Le maire estimait que ces publications avaient joué un rôle dans sa défaite. Il se basait sur l’article L49 du code électoral, qui « interdit de diffuser ou de faire diffuser par tout moyen de communication au public par voie électronique tout message ayant le caractère de propagande électorale ». Or le tribunal administratif de Strasbourg lui a donné tort : dans la décision (mise en ligne par NextInpact), il avance le fait qu’il n’a pas été prouvé que les selfies avaient vraiment eu un impact sur l’affluence dans le bureau de vote, ni que les publications (qui étaient sur des comptes Facebook privés) aient eu « un écho significatif auprès de la population ».

Un risque de « soupçon sur l’indépendance de l’électeur »

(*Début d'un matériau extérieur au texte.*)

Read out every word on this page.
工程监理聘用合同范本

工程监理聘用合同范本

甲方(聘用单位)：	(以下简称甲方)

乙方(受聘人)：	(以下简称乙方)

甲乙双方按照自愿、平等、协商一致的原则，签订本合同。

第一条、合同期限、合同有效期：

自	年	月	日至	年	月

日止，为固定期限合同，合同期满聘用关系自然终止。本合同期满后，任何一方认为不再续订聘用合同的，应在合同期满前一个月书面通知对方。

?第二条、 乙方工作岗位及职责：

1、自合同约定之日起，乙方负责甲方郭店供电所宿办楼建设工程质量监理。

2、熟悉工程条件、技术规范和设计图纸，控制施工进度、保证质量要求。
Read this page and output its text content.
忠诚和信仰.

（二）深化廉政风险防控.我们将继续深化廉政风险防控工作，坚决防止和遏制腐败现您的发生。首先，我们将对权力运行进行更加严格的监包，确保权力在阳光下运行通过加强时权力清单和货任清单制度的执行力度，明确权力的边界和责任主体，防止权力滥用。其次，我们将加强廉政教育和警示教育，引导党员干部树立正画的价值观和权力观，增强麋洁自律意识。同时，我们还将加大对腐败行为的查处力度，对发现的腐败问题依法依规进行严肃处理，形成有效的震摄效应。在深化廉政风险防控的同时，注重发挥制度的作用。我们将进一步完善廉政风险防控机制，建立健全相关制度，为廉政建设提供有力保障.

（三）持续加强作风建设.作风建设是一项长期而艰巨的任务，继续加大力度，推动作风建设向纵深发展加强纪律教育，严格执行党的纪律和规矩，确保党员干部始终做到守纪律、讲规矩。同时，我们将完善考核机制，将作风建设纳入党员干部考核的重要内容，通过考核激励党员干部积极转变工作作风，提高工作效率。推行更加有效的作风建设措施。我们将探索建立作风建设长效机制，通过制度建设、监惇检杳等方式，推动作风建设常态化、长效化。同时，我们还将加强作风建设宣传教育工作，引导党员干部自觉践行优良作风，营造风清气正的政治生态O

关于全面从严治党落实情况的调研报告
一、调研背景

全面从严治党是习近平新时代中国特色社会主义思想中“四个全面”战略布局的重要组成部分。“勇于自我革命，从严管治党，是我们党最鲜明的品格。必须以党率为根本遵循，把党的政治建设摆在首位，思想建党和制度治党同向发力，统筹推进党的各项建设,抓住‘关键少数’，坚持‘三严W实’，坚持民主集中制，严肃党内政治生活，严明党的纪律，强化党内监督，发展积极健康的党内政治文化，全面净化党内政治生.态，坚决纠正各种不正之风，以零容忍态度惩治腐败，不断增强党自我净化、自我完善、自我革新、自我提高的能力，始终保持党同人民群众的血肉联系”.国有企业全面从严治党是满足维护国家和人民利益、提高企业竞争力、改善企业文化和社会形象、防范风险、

Le ministère de l’Intérieur, interrogé par Metronews (média qui n’existe plus aujourd’hui) avant la décision du tribunal, avait déconseillé publier un selfie avec son bulletin de vote, avançant un autre argument, celui de la sincérité : « Si le ‘selfie’ n’est pas en lui-même source de trouble à l’ordre public, il n’apparaît pas recommandé de le faire, car le simple fait de le faire et a fortiori de le publier peut générer un soupçon sur l’indépendance de l’électeur quant à son vote. En effet, rien ne peut garantir que cette publication n’ait été exigée, notamment par des pressions. »

Il s’agissait à l’époque d’une crainte liée à une campagne virale aux Pays-Bas, qui incitait les citoyens et citoyennes à prouver qu’ils avaient voté en publiant une photo d’elles et eux.

Il apparait donc qu’il n’existe pas de loi ni de règle qui interdise à un citoyen de publier une photo de lui dans l’isoloir avec son vote, sur les réseaux sociaux. Les autorités auront très certainement mieux à faire que d’aller traquer le moindre selfie en ligne dimanche 10 avril. Cependant, le devoir de réserve et de silence devient plus important lorsqu’il s’agit d’une personne qui a de l’influence : il serait très malvenu, pour quelqu’un qui est suivi par plusieurs millions de personnes, de partager son vote le jour de l’élection. L’incitation à voter pour un candidat plutôt qu’un autre risquerait alors d’entrer en contradiction avec l’obligation de « faire silence » à partir de samedi.

La meilleure solution reste de ne pas prendre de risque. Si vous souhaitez absolument vous prendre en photo dans un isoloir, réservez cette belle image pour vos proches, dans un cercle privé restreint.